In a follow-up email, Isthmus asked Brueck whether DOA was reaching out to those whose personal information was released; whether the state would be offering those individuals free credit monitoring; who was responsible for not redacting the personal information; and whether the release of Social Security numbers by the state is a violation of the federal or state law. Brueck has not yet responded to these questions.
Rep. Chris Taylor (D-Madison), who has been a vocal critic of the arrests of Solidarity Sing Along participants, called the release of confidential information by DOJ "totally unacceptable."
"They need to immediately let everybody know whose personal information was released," she says. "This is how identify fraud happens -- when Social Security numbers and driver's license numbers get out."
Taylor also questioned Brueck's statement that those protesters being prosecuted by the DOJ are required to receive, through the discovery process, the police reports of other protesters.
"I am not sure why all this information would be included," says Taylor, who is an attorney. "Even in discovery, when you have information of another person that is not pertinent, you redact it."
Attorney Susan Crawford, a former legal counsel to Gov. Jim Doyle, says the release of Social Security numbers could be a violation of the federal Social Security Act, which requires that public agencies that obtain or maintain social security numbers not disclose them.
"[The DOJ] shouldn't be releasing social security numbers," she says.
The release of Social Security numbers by state agencies has in the past cost state taxpayers big bucks, though contractors have sometimes footed the bill.
In January 2008, a state contractor, Electronic Data Systems (EDS), offered free identity theft insurance and credit monitoring to 260,000 Medicaid, BadgerCare and SeniorCare participants who received a brochure in the mail that included their social security numbers on the address label. The company said at the time the monitoring services and the cost of resending the brochure would cost it $1 million.

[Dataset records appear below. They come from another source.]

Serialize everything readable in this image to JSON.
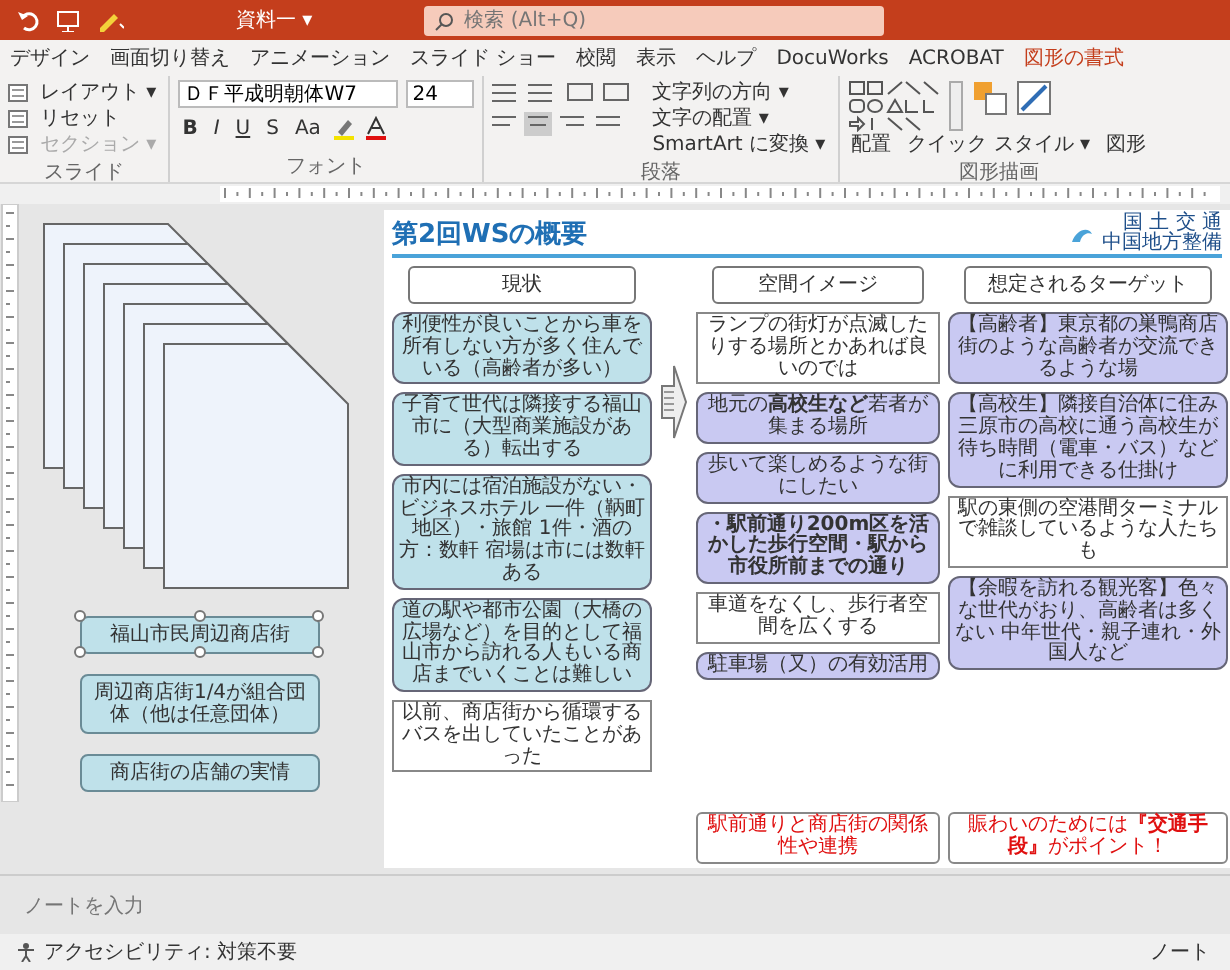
{
  "title_bar": {
    "document": "資料一 ▾",
    "search_placeholder": "検索 (Alt+Q)"
  },
  "ribbon_tabs": [
    {
      "label": "デザイン",
      "contextual": false
    },
    {
      "label": "画面切り替え",
      "contextual": false
    },
    {
      "label": "アニメーション",
      "contextual": false
    },
    {
      "label": "スライド ショー",
      "contextual": false
    },
    {
      "label": "校閲",
      "contextual": false
    },
    {
      "label": "表示",
      "contextual": false
    },
    {
      "label": "ヘルプ",
      "contextual": false
    },
    {
      "label": "DocuWorks",
      "contextual": false
    },
    {
      "label": "ACROBAT",
      "contextual": false
    },
    {
      "label": "図形の書式",
      "contextual": true
    }
  ],
  "ribbon": {
    "slide_group": {
      "label": "スライド",
      "buttons": [
        {
          "label": "レイアウト ▾",
          "disabled": false
        },
        {
          "label": "リセット",
          "disabled": false
        },
        {
          "label": "セクション ▾",
          "disabled": true
        }
      ]
    },
    "font_group": {
      "label": "フォント",
      "font_name": "ＤＦ平成明朝体W7",
      "font_size": "24",
      "format_buttons": [
        "B",
        "I",
        "U",
        "S",
        "Aa"
      ]
    },
    "paragraph_group": {
      "label": "段落",
      "buttons": [
        "文字列の方向 ▾",
        "文字の配置 ▾",
        "SmartArt に変換 ▾"
      ]
    },
    "drawing_group": {
      "label": "図形描画",
      "buttons": [
        "配置",
        "クイック スタイル ▾",
        "図形"
      ]
    }
  },
  "offslide_shapes": [
    {
      "text": "福山市民周辺商店街",
      "selected": true
    },
    {
      "text": "周辺商店街1/4が組合団体（他は任意団体）",
      "selected": false
    },
    {
      "text": "商店街の店舗の実情",
      "selected": false
    }
  ],
  "slide": {
    "title": "第2回WSの概要",
    "org": [
      "国 土 交 通",
      "中国地方整備"
    ],
    "columns": [
      {
        "header": "現状",
        "color": "#bfe1ea",
        "items": [
          {
            "kind": "box",
            "text": "利便性が良いことから車を所有しない方が多く住んでいる（高齢者が多い）"
          },
          {
            "kind": "box",
            "text": "子育て世代は隣接する福山市に（大型商業施設がある）転出する"
          },
          {
            "kind": "box",
            "text": "市内には宿泊施設がない・ビジネスホテル 一件（鞆町地区）・旅館 1件・酒の方：数軒 宿場は市には数軒ある"
          },
          {
            "kind": "box",
            "text": "道の駅や都市公園（大橋の広場など）を目的として福山市から訪れる人もいる商店までいくことは難しい"
          },
          {
            "kind": "callout",
            "text": "以前、商店街から循環するバスを出していたことがあった"
          }
        ]
      },
      {
        "header": "空間イメージ",
        "color": "#c9c9f2",
        "items": [
          {
            "kind": "callout",
            "text": "ランプの街灯が点滅したりする場所とかあれば良いのでは"
          },
          {
            "kind": "box",
            "text": "地元の**高校生など**若者が集まる場所"
          },
          {
            "kind": "box",
            "text": "歩いて楽しめるような街にしたい"
          },
          {
            "kind": "box",
            "text": "**・駅前通り200m区を活かした歩行空間・駅から市役所前までの通り**"
          },
          {
            "kind": "callout",
            "text": "車道をなくし、歩行者空間を広くする"
          },
          {
            "kind": "box",
            "text": "駐車場（又）の有効活用"
          },
          {
            "kind": "conclusion",
            "text": "駅前通りと商店街の関係性や連携"
          }
        ]
      },
      {
        "header": "想定されるターゲット",
        "color": "#c9c9f2",
        "items": [
          {
            "kind": "box",
            "text": "【高齢者】東京都の巣鴨商店街のような高齢者が交流できるような場"
          },
          {
            "kind": "box",
            "text": "【高校生】隣接自治体に住み三原市の高校に通う高校生が待ち時間（電車・バス）などに利用できる仕掛け"
          },
          {
            "kind": "callout",
            "text": "駅の東側の空港間ターミナルで雑談しているような人たちも"
          },
          {
            "kind": "box",
            "text": "【余暇を訪れる観光客】色々な世代がおり、高齢者は多くない 中年世代・親子連れ・外国人など"
          },
          {
            "kind": "conclusion",
            "text": "賑わいのためには**『交通手段』**がポイント！"
          }
        ]
      }
    ]
  },
  "notes": {
    "placeholder": "ノートを入力"
  },
  "status_bar": {
    "accessibility": "アクセシビリティ: 対策不要",
    "notes_button": "ノート"
  }
}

In 2006, the Department of Revenue printed 171,000 tax forms with residents' Social Security numbers on the mailing labels, though only 115,000 were mailed. The state ended up paying just under $602,000 to monitor the credit of 28,477 residents whose Social Security numbers were exposed. The company that printed the booklets pitched in $110,000 toward the credit monitoring.
And when the state Department of Revenue in 2012 published an annual sales report online that included the Social Security numbers of thousands of state residents who sold their homes in 2011, the state offered to pay for a year of credit-monitoring services for those affected. The Department of Revenue did not respond immediately to a request for the cost of these services.
For more than a year, the Capitol police have been ticketing individuals who participate in the noontime Solidarity Sing Along at the state Capitol, which has become a daily protest against Gov. Scott Walker's policies. Participants who refuse to get a permit to gather in the Rotunda have been cited by police for various infractions.